JA mam inne doświadczenia. Wiele zależy od tego jak nęcisz i czym nęcisz. Ryba je pellet, tak jak lubi zanęty na bazie mączek. Nie wiem dlaczego leszcz z jeziora wolałby ziarna i te preferował, odrzucałby zaś pellety. Wiele osób łowi je na makaron, czy warto dorabiać tutaj jakąś teorię?

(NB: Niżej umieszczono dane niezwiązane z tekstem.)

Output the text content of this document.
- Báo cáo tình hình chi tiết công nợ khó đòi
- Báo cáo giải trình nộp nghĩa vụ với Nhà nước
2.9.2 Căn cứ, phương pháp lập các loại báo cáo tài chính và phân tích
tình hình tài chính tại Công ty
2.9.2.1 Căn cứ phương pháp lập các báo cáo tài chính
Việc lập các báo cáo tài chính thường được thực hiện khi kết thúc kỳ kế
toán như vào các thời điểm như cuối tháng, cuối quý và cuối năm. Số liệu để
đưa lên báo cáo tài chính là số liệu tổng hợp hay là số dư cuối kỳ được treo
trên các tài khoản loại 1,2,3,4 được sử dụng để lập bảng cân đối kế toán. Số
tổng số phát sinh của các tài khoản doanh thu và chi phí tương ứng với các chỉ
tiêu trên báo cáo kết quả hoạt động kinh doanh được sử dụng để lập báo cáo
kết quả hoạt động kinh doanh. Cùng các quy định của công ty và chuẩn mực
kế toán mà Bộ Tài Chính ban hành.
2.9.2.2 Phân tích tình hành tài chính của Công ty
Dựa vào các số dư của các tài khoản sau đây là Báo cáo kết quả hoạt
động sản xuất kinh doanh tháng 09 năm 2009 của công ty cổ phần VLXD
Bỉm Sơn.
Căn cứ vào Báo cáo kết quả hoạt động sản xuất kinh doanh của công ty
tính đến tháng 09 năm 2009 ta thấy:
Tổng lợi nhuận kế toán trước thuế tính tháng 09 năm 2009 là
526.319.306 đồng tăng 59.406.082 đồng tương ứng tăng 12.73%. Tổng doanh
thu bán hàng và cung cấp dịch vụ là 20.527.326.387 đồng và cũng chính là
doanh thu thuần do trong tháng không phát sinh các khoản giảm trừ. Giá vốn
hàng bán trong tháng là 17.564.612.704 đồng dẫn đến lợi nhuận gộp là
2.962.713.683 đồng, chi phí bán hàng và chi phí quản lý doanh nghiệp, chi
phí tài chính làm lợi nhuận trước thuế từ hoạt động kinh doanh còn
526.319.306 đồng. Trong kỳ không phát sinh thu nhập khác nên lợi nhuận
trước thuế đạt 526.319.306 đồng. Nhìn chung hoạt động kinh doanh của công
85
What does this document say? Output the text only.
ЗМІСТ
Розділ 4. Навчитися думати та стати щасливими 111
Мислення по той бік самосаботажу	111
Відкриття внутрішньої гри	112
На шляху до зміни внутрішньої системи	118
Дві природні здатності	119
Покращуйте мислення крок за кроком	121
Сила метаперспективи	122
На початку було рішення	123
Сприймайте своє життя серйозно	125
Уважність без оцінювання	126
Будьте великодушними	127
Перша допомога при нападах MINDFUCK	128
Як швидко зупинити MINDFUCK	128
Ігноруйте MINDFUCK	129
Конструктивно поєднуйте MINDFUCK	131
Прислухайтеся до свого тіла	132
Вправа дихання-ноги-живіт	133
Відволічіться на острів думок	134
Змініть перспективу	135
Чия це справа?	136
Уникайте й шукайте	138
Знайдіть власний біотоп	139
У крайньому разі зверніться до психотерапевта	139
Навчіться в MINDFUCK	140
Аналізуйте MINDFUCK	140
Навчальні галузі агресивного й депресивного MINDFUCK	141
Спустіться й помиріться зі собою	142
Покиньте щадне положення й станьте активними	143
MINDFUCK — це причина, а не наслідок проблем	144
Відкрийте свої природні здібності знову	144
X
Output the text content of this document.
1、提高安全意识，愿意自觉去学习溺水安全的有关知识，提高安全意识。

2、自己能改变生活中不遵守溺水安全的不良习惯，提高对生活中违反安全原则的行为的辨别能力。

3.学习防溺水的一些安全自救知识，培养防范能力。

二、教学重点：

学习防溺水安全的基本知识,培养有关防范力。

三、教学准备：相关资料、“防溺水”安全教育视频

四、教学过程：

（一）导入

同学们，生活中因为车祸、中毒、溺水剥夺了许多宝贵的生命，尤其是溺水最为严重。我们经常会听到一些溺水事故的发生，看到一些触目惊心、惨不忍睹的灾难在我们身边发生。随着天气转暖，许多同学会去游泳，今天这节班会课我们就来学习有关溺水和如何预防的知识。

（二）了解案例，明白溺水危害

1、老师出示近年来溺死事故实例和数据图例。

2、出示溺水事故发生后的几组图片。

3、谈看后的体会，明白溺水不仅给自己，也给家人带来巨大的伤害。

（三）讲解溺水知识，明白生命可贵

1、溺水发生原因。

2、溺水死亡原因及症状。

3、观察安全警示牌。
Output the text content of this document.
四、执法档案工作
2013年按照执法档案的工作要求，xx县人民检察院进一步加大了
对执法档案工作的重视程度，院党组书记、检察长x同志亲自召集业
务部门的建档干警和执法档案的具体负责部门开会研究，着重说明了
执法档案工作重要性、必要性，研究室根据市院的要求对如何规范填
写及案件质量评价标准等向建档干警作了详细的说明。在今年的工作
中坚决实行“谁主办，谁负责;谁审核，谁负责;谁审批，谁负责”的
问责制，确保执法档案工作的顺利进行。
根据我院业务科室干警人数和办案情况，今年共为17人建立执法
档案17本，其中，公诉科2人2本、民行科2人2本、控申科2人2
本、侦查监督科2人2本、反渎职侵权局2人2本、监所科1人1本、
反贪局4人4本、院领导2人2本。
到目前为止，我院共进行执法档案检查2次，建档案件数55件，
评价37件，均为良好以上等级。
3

Na jeziora polecam Ci Metodę z amortyzatorem z ESP. Jak dla mnie to wymiata. Do torebek PVA wkładasz co chcesz, nie muszą to być pellety wcale, mogą być ziarna, miks zanętowy, konopie itd. Podstawowa zasada - nęcisz i tam lokujesz podajnik. Wersja pierwsza to użycie osobnej wędki i spomba lub spoda. To daje ładny rozrzut frakcji na dnie i ładną prezentację. Taki podajnik z porcją towaru i przynętą jest jak miasto pośród wiosek. Ryba powinna to wybrać dość szybko. Inny, łatwiejszy sposób to użycie koszyka dużego (polecam Guru), którym szukamy odpowiedniego miejsca, i klipujemy żyłkę. Wprowadzamy nim odpowiednią ilość towaru (koszyk z Guru bierze połowę tego co duży Spomb) - i montujemy podajnik z ESP. Zarzucamy w nęcone miejsce dzięki klipowi i jest git majonez

Podajniki ESP z amortyzatorem mają te zaletę, że siatka PVA dotrze na głębokie nawet miejsca. Zawsze więc masz pewność, ze zestaw jest ulokowany idealnie, nic się nie rozwala. Użycie pelletó pozwala na stosowanie różnego rodzaju atraktorów, robiących piękną grę...
Jeżeli chcesz - zawsze możesz użyć podajnika ESP i zwykłego miksu (albo innego podajnika).
Jeżeli łowisz na dwie wędki - możesz dzięki koszykowi Guru typować dwa różne miejsca, każde zanęcić z osobna. To też jest dobra rzecz, bo łowimy na dwóch różnych 'liniach'. Jest większe prawdopodobieństwo znalezienia ryby. Możemy jedno miejsce zanęcić mocniej a drugie słabiej na przykład. Jedno ziarnami a drugie pelletami. Sam sprawdzasz wtedy co działa lepiej. Ja nie słuchałbym tutaj prawd objawionych, ale sam sprawdzał. Na zawodach brzanowych na ten przykład, nikt nie przypuszczał, ze pellet 12 mm będzie działał dobrze (jako przynęta). Większość używała większych rozmiarów, kulek, bo tak 'powinno' się łowić brzany. Ja sprawdziłem co działa, i to dało mi 15 ryb w sumie (brzan, bo miałem jeszcze bonusowe klenie i leszcze), gdzie drugie miejsce to były trzy ryby zaledwie. Tak więc szukaj sam odpowiedniej drogi, bo co zbiornik, to jest inaczej.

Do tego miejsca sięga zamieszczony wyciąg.